Unless everyone in the relationship is playing by the same rules there are going to be problems. My husband and I (who are best friends) were both married to cheaters and when we married decided that cheating was not allowed. When I became sick and in chronic pain I gave my husband the option of divorce so he could find happiness with another. In was insulted at the suggestion. so I told him that if he needed to find sexual release with another he had my permission. He only agreed (I think) because I told him I would divorce him if he didn't agree. He's never cheated. Should he ever "cheat" (and cheat isn't the right word here) I don't think it will bother me that much because this was MY decision. We talk frequently and are hoping that seeing a pain specialist and getting proper treatment will allow us to enjoy a full sex life again. At that point the cheating clause will be withdrawn. But the difference with our relationship is that we are best friends and talk about things. Nothing is off limit. His happiness is more important to me then mine. And the same holds true for him. That's a real relationship.

Rob F.
B O.3 years ago

it can but honoring a vow not to is the best cause not to.

Samantha Shira
Samantha Shira4 years ago

easy enough to talk

Turid K.
Past Member 4 years ago

This interesting!
Inhibited men are unfaithful more often than wild secure guys!
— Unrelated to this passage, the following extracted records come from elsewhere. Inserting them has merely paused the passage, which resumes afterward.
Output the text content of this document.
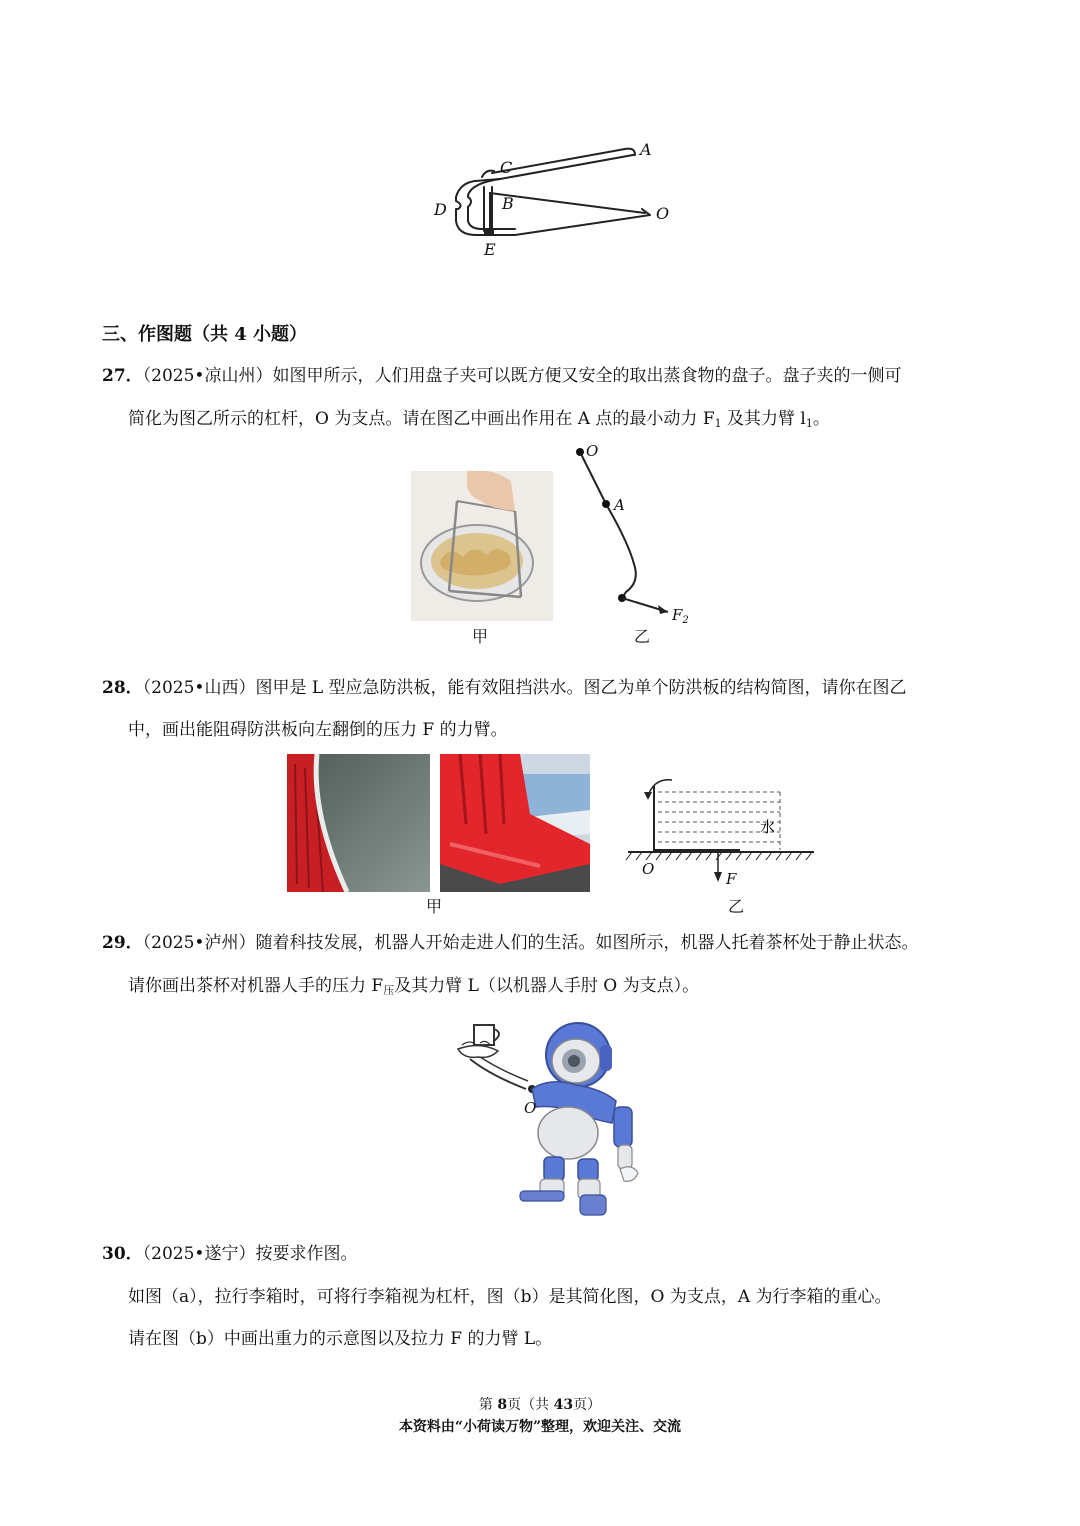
A
C
B
D
E
O
三、作图题（共 4 小题）
27．（2025•凉山州）如图甲所示，人们用盘子夹可以既方便又安全的取出蒸食物的盘子。盘子夹的一侧可
简化为图乙所示的杠杆，O 为支点。请在图乙中画出作用在 A 点的最小动力 $F_1$ 及其力臂 $l_1$。
甲
O
A
$F_2$
乙
28．（2025•山西）图甲是 L 型应急防洪板，能有效阻挡洪水。图乙为单个防洪板的结构简图，请你在图乙
中，画出能阻碍防洪板向左翻倒的压力 F 的力臂。
甲
水
O
F
乙
29．（2025•泸州）随着科技发展，机器人开始走进人们的生活。如图所示，机器人托着茶杯处于静止状态。
请你画出茶杯对机器人手的压力 $F_压$及其力臂 L（以机器人手肘 O 为支点）。
O
30．（2025•遂宁）按要求作图。
如图（a），拉行李箱时，可将行李箱视为杠杆，图（b）是其简化图，O 为支点，A 为行李箱的重心。
请在图（b）中画出重力的示意图以及拉力 F 的力臂 L。
第 8页（共 43页）
本资料由“小荷读万物”整理，欢迎关注、交流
Maybe they are unable to see that their lack of pleasure is a result of their own shortcomings!

Teresa Wlosowicz
Teresa W.4 years ago

No! How stupid!

LM Sunshine

thank you for interesting article.

Lika S.
Lika S.5 years ago

Well, lets face it. Sex is a part of how we connect to each other. It's the most intimate part of a relationship, and also the most casual act on the planet, if you think about this.
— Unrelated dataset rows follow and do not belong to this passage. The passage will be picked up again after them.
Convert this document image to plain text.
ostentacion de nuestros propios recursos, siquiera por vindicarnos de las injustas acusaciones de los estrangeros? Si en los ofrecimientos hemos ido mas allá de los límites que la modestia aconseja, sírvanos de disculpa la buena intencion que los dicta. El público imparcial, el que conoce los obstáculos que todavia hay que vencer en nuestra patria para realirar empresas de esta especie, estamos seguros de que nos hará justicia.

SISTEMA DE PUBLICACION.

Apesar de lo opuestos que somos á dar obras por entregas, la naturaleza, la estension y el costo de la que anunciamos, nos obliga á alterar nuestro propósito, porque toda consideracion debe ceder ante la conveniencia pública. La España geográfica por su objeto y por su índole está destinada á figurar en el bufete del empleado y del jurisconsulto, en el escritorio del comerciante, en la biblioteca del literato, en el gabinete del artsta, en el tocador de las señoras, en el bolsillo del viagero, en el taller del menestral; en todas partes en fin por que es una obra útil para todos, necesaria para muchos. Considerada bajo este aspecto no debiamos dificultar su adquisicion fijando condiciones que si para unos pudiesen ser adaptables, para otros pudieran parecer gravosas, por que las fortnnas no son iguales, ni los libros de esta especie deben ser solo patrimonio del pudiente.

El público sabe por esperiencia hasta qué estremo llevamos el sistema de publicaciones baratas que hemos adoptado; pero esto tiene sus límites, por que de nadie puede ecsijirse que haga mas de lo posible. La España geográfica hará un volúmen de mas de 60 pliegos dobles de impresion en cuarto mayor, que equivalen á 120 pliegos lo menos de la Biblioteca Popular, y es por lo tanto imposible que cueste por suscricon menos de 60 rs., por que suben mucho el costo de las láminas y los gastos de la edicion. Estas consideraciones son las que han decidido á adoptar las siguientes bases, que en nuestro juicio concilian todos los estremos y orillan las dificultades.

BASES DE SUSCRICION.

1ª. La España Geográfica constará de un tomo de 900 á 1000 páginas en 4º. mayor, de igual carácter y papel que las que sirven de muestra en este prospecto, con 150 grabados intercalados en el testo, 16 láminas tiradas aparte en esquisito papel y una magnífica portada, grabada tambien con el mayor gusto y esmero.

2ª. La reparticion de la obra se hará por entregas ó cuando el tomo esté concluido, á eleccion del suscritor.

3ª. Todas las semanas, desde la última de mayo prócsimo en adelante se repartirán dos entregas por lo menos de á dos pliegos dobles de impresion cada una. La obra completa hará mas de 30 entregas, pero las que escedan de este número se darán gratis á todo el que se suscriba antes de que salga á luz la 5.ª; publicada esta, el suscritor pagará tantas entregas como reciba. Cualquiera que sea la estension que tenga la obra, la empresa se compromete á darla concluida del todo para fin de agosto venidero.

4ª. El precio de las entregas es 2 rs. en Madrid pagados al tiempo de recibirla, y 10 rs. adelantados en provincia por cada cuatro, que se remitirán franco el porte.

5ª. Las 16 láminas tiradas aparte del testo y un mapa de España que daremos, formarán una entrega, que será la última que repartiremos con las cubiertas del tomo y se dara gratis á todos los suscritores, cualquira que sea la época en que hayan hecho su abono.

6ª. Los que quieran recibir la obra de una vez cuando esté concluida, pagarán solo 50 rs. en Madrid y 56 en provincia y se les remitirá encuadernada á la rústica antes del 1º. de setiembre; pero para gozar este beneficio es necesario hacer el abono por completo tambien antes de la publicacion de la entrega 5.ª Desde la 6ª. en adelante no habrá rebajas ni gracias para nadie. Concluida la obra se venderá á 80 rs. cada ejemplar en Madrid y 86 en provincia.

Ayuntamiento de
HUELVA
Women give sex to get love, and men give love to get sex. (This is generally, and simplified). If men can't get the sex they crave because their efforts to love are thwarted, or the women can't seem to feel intimate with their partners, the cheating WILL happen. At least on some level.

Emotional cheating can be just as damaging, and I wonder if that would mean that the relationship isn't because the couple aren't engaging like they ought to.

When we talk we must try to not put the blame game on, because pointing fingers will just drive the couple apart further. Both sides must be willing to self reflect, and to gently explain what they would like in the relationship.

And just because it's not going to divorce court, doesn't mean it's a victory. In this bad economy, many a couples who OUGHT to be divorced are still married, still cheating, and becoming more distant. Is this the role model you want to be for your own children?

So yes, talk about it first, to try to repair the relationship. If you can't work it out, go see a marriage counselor, clergy, or other low cost places to go to.

Deborah Latter
Deborah Latter5 years ago

I wonder if there's anyone out there who has studied the effect of past sexual abuse on later cheating potential. It wasn't mentioned in the article and I've never read anything relating the two, but sexual abuse could definitely skew how love and sex are viewed by the abuse survivor.